Check out the book I posted a pic of, the author wrote another book called Where Women Create, I can't wait to see this book as well. I'm one of those people who are very affected by their surroundings. Junk, clutter, and a lot of noise are quite distracting to my creating process. I also thrive in an asthetically pleasing enviroment, read pretty into this equation.

I'm still having a hard time transforming my wet studio, in the basement, into an beautiful enviroment. It still looks like a basement no matter what I do. Plus all of the storage necessary for the studio looks really institutional as well. And that's because my hubby got it from the University for something like a dollar a running foot. Not bad for cabinetry. But it still looks institutional. Painting, later this spring, will cure a lot of those woes.


I bought vinyl for my screenprinting table today, at wally world. I no sooner walked out of walmart and the stuff was brick hard. Gross temperature change. We brought it home and immediately put it onto the table but alas there were creases already set in the vinyl from it being folded by the helpful staff at wally world.

But not to worry we came up with a way to get the creases out! Hair Dryer on the hottest setting works miracles on what would seem to be a hopeless piece of vinyl!
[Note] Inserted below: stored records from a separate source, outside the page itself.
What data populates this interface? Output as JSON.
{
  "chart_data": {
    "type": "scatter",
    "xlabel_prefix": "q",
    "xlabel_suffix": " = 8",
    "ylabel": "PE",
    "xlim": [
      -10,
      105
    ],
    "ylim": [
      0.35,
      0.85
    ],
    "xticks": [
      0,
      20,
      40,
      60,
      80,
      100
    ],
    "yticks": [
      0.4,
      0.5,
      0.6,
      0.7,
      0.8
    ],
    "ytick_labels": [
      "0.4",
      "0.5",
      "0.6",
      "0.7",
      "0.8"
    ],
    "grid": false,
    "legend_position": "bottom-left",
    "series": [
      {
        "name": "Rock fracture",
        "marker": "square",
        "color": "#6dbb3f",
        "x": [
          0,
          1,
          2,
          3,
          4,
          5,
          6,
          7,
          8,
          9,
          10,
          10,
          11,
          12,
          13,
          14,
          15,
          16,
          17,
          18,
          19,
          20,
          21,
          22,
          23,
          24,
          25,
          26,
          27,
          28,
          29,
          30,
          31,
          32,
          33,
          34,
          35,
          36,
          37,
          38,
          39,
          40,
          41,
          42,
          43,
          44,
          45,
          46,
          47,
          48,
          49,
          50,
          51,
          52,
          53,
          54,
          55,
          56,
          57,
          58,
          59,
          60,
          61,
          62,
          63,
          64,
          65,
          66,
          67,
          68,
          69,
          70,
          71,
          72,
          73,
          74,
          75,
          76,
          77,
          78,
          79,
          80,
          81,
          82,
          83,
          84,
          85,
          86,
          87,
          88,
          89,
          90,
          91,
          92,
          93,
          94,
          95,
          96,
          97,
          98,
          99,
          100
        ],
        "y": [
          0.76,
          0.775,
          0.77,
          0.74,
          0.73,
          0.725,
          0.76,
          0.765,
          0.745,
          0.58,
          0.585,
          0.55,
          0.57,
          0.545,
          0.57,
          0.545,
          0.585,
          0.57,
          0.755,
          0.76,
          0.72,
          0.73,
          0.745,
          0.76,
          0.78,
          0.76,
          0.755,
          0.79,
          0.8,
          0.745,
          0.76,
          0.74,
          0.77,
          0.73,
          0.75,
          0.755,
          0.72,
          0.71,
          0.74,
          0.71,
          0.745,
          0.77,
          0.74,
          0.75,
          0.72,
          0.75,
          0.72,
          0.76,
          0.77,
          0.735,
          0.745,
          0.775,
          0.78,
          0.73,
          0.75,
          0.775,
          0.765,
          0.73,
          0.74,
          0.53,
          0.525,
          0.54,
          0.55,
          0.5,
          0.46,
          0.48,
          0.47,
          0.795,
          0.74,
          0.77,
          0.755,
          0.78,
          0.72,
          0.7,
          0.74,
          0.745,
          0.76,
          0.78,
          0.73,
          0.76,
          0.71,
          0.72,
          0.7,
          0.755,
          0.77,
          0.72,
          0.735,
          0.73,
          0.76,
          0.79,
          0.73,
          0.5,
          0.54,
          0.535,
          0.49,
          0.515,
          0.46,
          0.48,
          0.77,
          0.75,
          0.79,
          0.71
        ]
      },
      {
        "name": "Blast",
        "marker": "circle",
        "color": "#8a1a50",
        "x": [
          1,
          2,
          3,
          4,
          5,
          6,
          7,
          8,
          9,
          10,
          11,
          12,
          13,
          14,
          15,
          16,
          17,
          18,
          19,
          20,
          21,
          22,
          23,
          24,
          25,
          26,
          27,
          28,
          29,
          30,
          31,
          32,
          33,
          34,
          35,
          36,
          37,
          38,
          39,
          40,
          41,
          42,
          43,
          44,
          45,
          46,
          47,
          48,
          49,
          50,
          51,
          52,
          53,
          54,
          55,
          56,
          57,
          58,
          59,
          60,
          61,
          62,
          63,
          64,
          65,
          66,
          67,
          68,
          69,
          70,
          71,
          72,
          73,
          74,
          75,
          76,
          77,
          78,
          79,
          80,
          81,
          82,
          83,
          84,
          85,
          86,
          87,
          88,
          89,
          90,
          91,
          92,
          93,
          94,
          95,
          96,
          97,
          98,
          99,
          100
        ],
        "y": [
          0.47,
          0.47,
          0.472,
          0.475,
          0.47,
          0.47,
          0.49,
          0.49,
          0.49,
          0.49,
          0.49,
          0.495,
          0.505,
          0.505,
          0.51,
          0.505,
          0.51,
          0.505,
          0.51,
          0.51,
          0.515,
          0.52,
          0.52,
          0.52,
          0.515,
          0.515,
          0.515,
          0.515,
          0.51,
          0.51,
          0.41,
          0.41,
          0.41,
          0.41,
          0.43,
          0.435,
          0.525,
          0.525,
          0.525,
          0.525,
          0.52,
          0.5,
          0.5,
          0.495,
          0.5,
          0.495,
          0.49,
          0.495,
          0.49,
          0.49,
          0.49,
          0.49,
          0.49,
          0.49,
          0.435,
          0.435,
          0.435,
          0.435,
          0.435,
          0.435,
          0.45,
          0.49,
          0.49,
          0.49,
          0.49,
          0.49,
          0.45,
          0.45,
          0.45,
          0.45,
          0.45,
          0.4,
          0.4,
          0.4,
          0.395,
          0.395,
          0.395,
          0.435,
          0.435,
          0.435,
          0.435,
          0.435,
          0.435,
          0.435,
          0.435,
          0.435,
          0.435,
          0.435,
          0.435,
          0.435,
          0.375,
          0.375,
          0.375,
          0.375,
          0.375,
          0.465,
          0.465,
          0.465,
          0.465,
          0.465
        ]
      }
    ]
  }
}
The vinyl is for my table for printing with the natural dyes. I can wipe up the surface when I'm done. Not so with a canvas table top. I know it has been suggested to use felt but here's a little truth about natural dyes and screen printing. While you can print with them, and while they can be made to be permanant, once they are imbedded in the table there's no way to heat set the color. I may put felt over the vinyl, I will experiment and get back with this. In the past I did this straight onto plastic, but plastic doesn't behave like vinyl does and just lived with the creases that were printed into the fabrics.